Comparative Example 1: Coating Z Only

[0122] Aluminum oxide stabilized with lanthanum oxide was suspended in water with a first oxygen storage component, which comprised 40% by weight cerium oxide, zirconium oxide, lanthanum oxide and praseodymium oxide, and a second oxygen storage component, which comprised 24% by weight cerium oxide, zirconium oxide, lanthanum oxide and yttrium oxide. Both oxygen storage components were used in equal parts. The weight ratio of aluminum oxide and oxygen storage component was 30:70. The suspension thus obtained was subsequently mixed with a palladium nitrate solution and a rhodium nitrate solution under constant stirring. The resulting coating suspension was used directly for coating a commercially available wall flow filter substrate, the coating being introduced into the porous filter wall over 100% of the substrate length. The total load of this filter amounted to 75 g/l; the total precious metal load amounted to 1.24 g/l with a ratio of palladium to rhodium of 6:1. The coated filter thus obtained was dried and then calcined. It is hereinafter referred to as VGPF1.

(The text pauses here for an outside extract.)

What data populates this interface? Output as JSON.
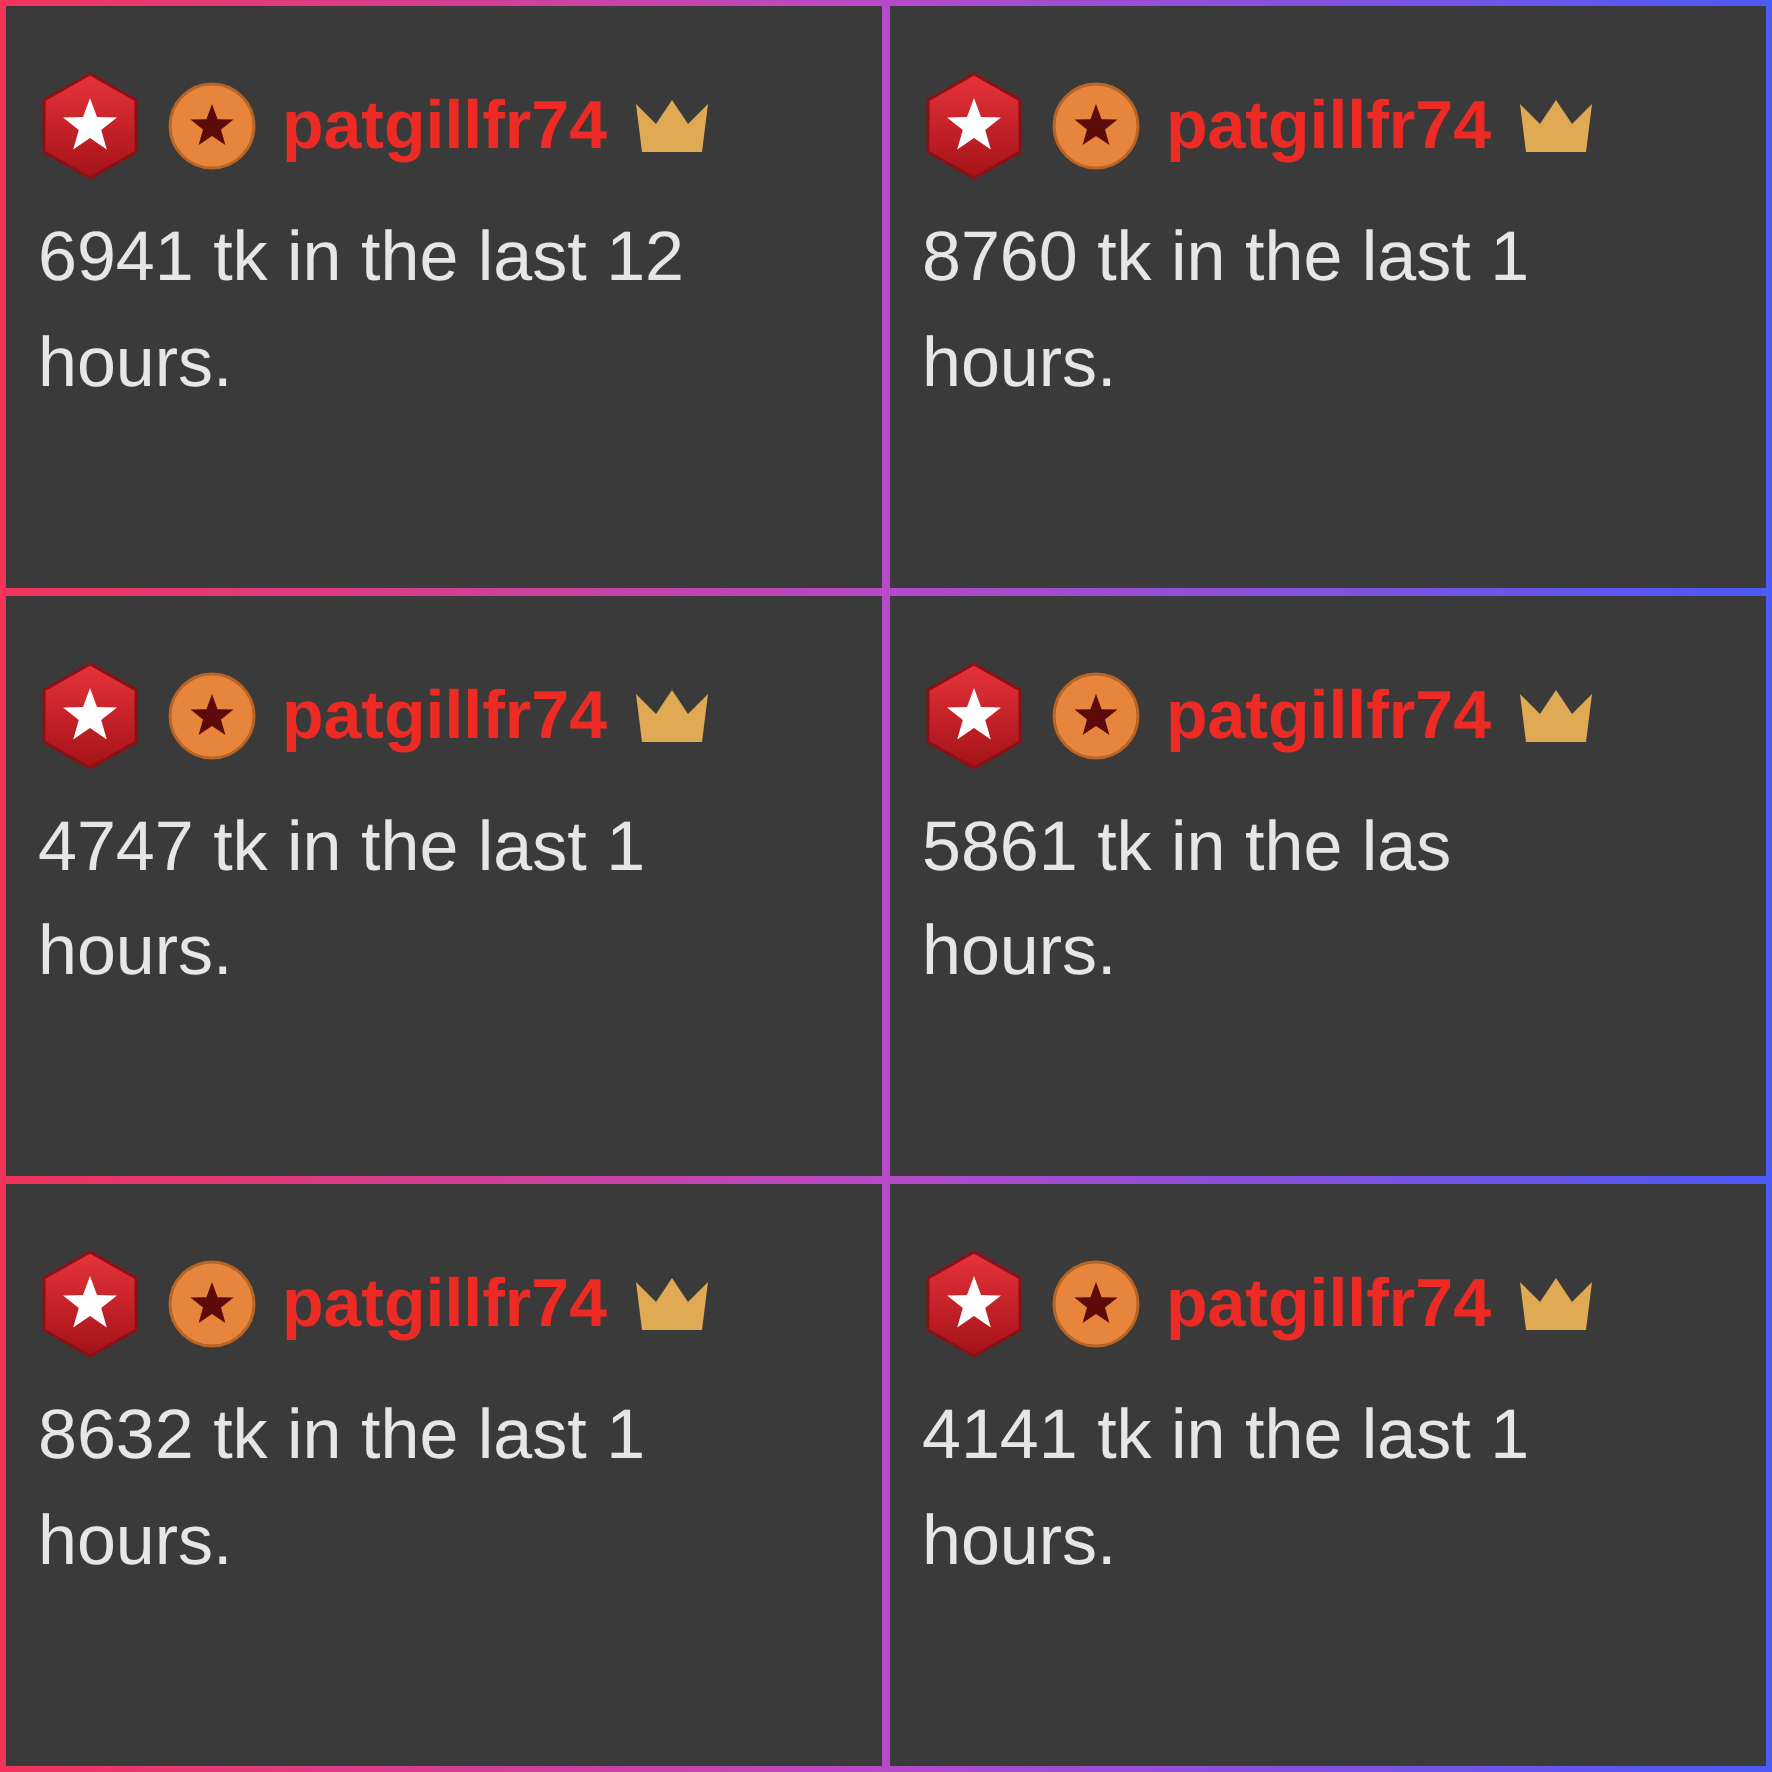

[0123] Example 1 according to the invention: Coating Z in combination with coating F: [0124] Aluminum oxide stabilized with lanthanum oxide was suspended in water with a first oxygen storage component, which comprised 40% by weight cerium oxide, zirconium oxide, lanthanum oxide and praseodymium oxide, and a second oxygen storage component, which comprised 24% by weight cerium oxide, zirconium oxide, lanthanum oxide and yttrium oxide. Both oxygen storage components were used in equal parts. The weight ratio of aluminum oxide and oxygen storage component was 30:70. The suspension thus obtained was subsequently mixed with a palladium nitrate solution and a rhodium nitrate solution under constant stirring. The resulting coating suspension was used directly for coating a commercially available wall flow filter substrate, the coating being introduced into the porous filter wall over 100% of the substrate length. The total load of this filter amounted to 75 g/l; the total precious metal load amounted to 1.24 g/l with a ratio of palladium to rhodium of 6:1. The coated filter thus obtained was dried and then calcined. The filter was then coated on the surfaces O.sub.E with a silicon carbide membrane. It is hereinafter referred to as GPF1.

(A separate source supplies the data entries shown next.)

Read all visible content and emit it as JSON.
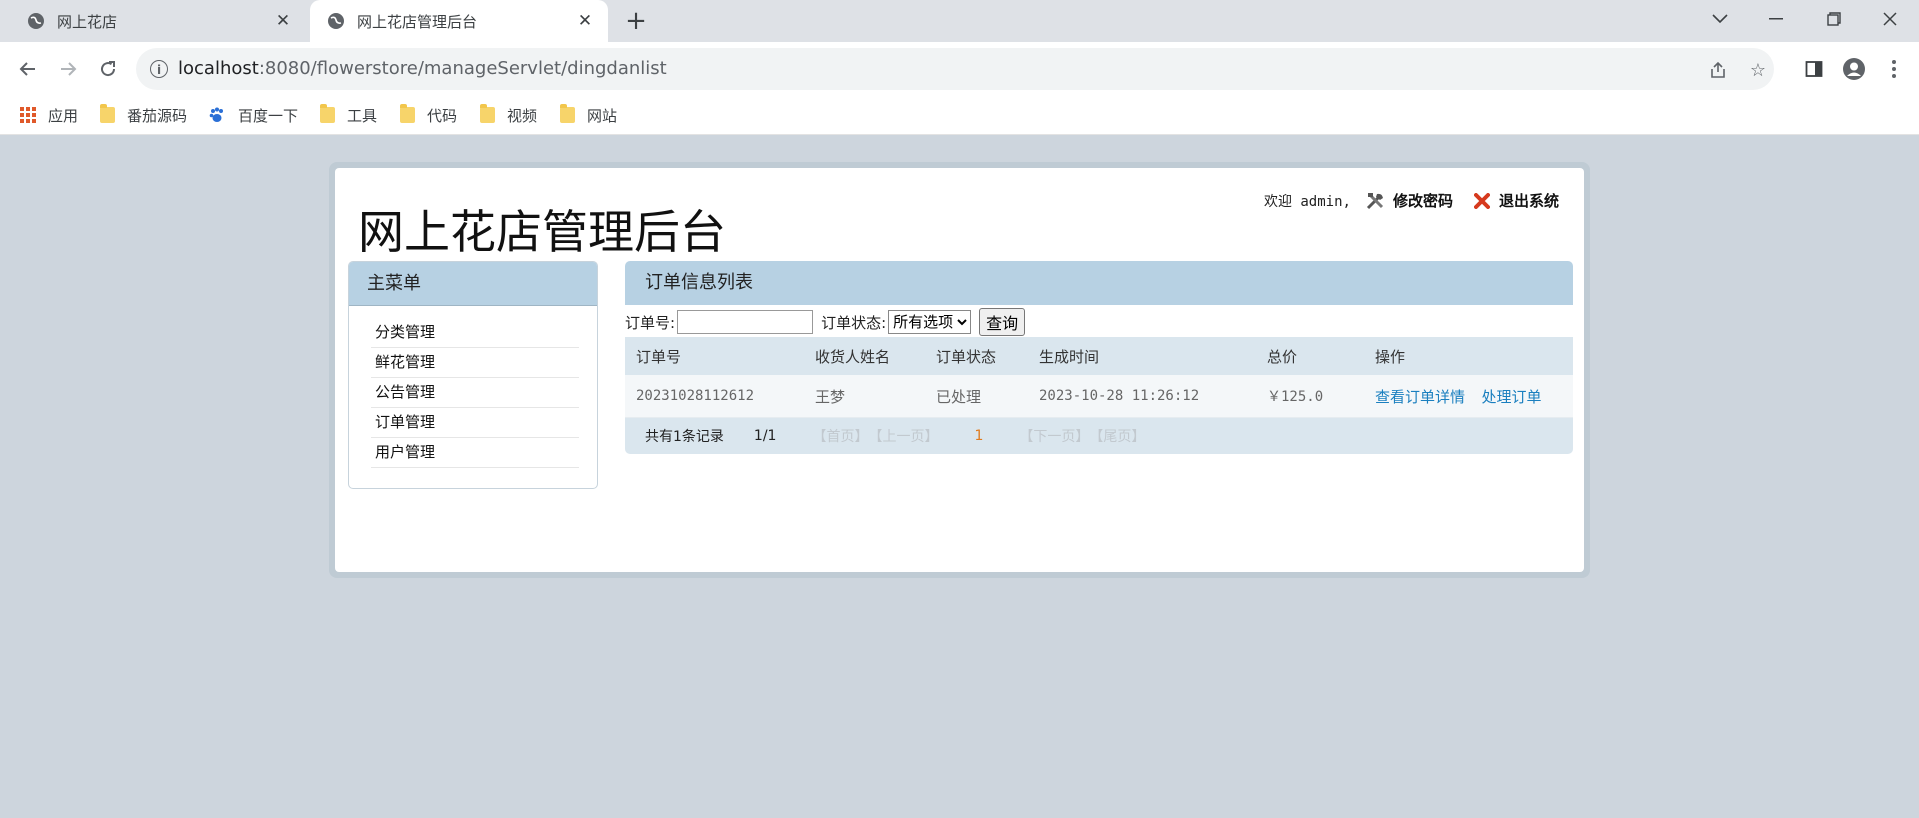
{
  "browser": {
    "tabs": [
      {
        "label": "网上花店",
        "active": false
      },
      {
        "label": "网上花店管理后台",
        "active": true
      }
    ],
    "url_host": "localhost",
    "url_path": ":8080/flowerstore/manageServlet/dingdanlist",
    "bookmarks": [
      "应用",
      "番茄源码",
      "百度一下",
      "工具",
      "代码",
      "视频",
      "网站"
    ]
  },
  "page": {
    "title": "网上花店管理后台",
    "welcome": "欢迎 admin,",
    "change_password": "修改密码",
    "logout": "退出系统"
  },
  "sidebar": {
    "title": "主菜单",
    "items": [
      {
        "label": "分类管理"
      },
      {
        "label": "鲜花管理"
      },
      {
        "label": "公告管理"
      },
      {
        "label": "订单管理"
      },
      {
        "label": "用户管理"
      }
    ]
  },
  "main": {
    "title": "订单信息列表",
    "search": {
      "order_no_label": "订单号:",
      "order_no_value": "",
      "status_label": "订单状态:",
      "status_selected": "所有选项",
      "query_button": "查询"
    },
    "table": {
      "headers": [
        "订单号",
        "收货人姓名",
        "订单状态",
        "生成时间",
        "总价",
        "操作"
      ],
      "rows": [
        {
          "order_no": "20231028112612",
          "receiver": "王梦",
          "status": "已处理",
          "created": "2023-10-28 11:26:12",
          "total": "￥125.0",
          "action_view": "查看订单详情",
          "action_process": "处理订单"
        }
      ]
    },
    "pager": {
      "total": "共有1条记录",
      "page_info": "1/1",
      "first": "【首页】",
      "prev": "【上一页】",
      "current": "1",
      "next": "【下一页】",
      "last": "【尾页】"
    }
  },
  "colors": {
    "header_blue": "#b7d1e3",
    "row_header": "#dae6ee",
    "link": "#1a7fbf",
    "page_background": "#cdd5dd"
  }
}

[0125] The two filters thus obtained were subsequently measured on a cold-blast test bench in order to determine the pressure loss over the respective filter. At room temperature and a volumetric flow rate of 600 m.sup.3/h of air, the back pressure is 60 mbar for the VGPF1 and 74 mbar for the GPF1. As already described, the filtration coating F only leads to a moderate increase in back pressure.

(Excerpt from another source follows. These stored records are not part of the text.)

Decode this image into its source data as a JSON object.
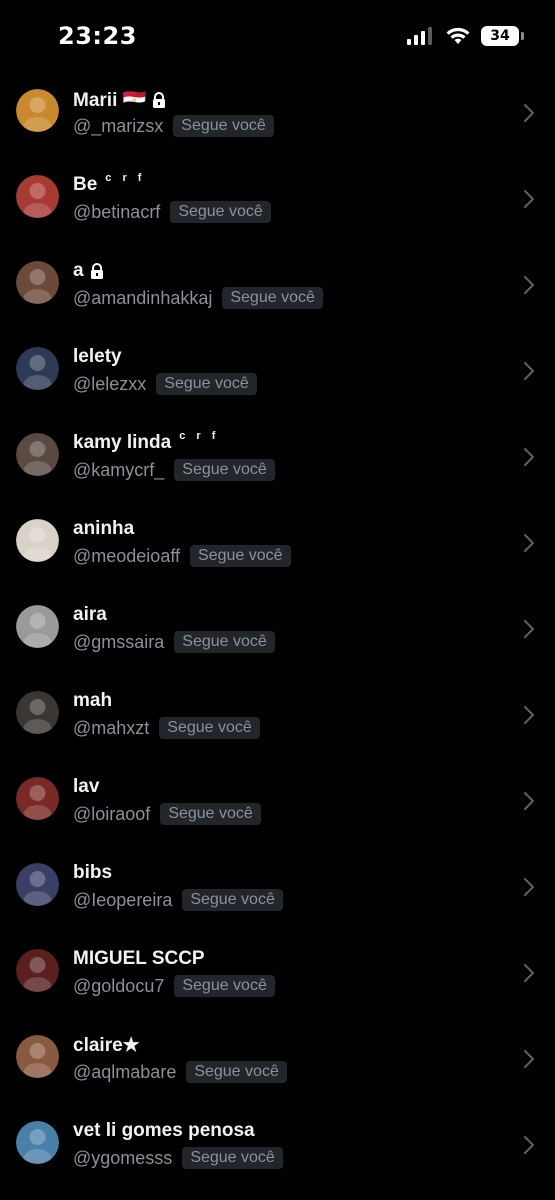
{
  "status_bar": {
    "time": "23:23",
    "battery": "34"
  },
  "follow_badge": "Segue você",
  "users": [
    {
      "name": "Marii 🇪🇬",
      "handle": "@_marizsx",
      "locked": true,
      "sup": "",
      "avatar_color": "#c9892e"
    },
    {
      "name": "Be",
      "sup": "c r f",
      "handle": "@betinacrf",
      "locked": false,
      "avatar_color": "#a83a34"
    },
    {
      "name": "a",
      "handle": "@amandinhakkaj",
      "locked": true,
      "sup": "",
      "avatar_color": "#6b4a3a"
    },
    {
      "name": "lelety",
      "handle": "@lelezxx",
      "locked": false,
      "sup": "",
      "avatar_color": "#2e3a55"
    },
    {
      "name": "kamy linda",
      "sup": "c r f",
      "handle": "@kamycrf_",
      "locked": false,
      "avatar_color": "#5a4a42"
    },
    {
      "name": "aninha",
      "handle": "@meodeioaff",
      "locked": false,
      "sup": "",
      "avatar_color": "#d8d2c8"
    },
    {
      "name": "aira",
      "handle": "@gmssaira",
      "locked": false,
      "sup": "",
      "avatar_color": "#9a9a9a"
    },
    {
      "name": "mah",
      "handle": "@mahxzt",
      "locked": false,
      "sup": "",
      "avatar_color": "#3a3633"
    },
    {
      "name": "lav",
      "handle": "@loiraoof",
      "locked": false,
      "sup": "",
      "avatar_color": "#7a2a26"
    },
    {
      "name": "bibs",
      "handle": "@Ieopereira",
      "locked": false,
      "sup": "",
      "avatar_color": "#3a3f66"
    },
    {
      "name": "MIGUEL SCCP",
      "handle": "@goldocu7",
      "locked": false,
      "sup": "",
      "avatar_color": "#5a2020"
    },
    {
      "name": "claire★",
      "handle": "@aqlmabare",
      "locked": false,
      "sup": "",
      "avatar_color": "#8a5a40"
    },
    {
      "name": "vet li gomes penosa",
      "handle": "@ygomesss",
      "locked": false,
      "sup": "",
      "avatar_color": "#4a7fa8"
    }
  ]
}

[0126] At the same time, fresh VGPF1 and GPF1 filters were investigated in the vehicle in terms of their particle filtration efficiency. For this purpose, the filters were measured in a WLTP driving cycle in a position close to the engine between two particle counters. In both cases, a three-way catalyst was located upstream in the exhaust tract, through which the lambda control of the vehicle was effected. Here the filter GPF1 according to the invention has a filtration efficiency of 95%, calculated from the particle values of the two particle counters, while the comparative filter VGPF1 achieves a filtration efficiency of only 72%. Overall, it can be seen that the combination of filtration coating F and the three-way coating Z is particularly advantageous in terms of filtration efficiency. The combination option with the coatings Y and Z also allows a high conversion rate of the harmful exhaust gas components HC, CO and NON.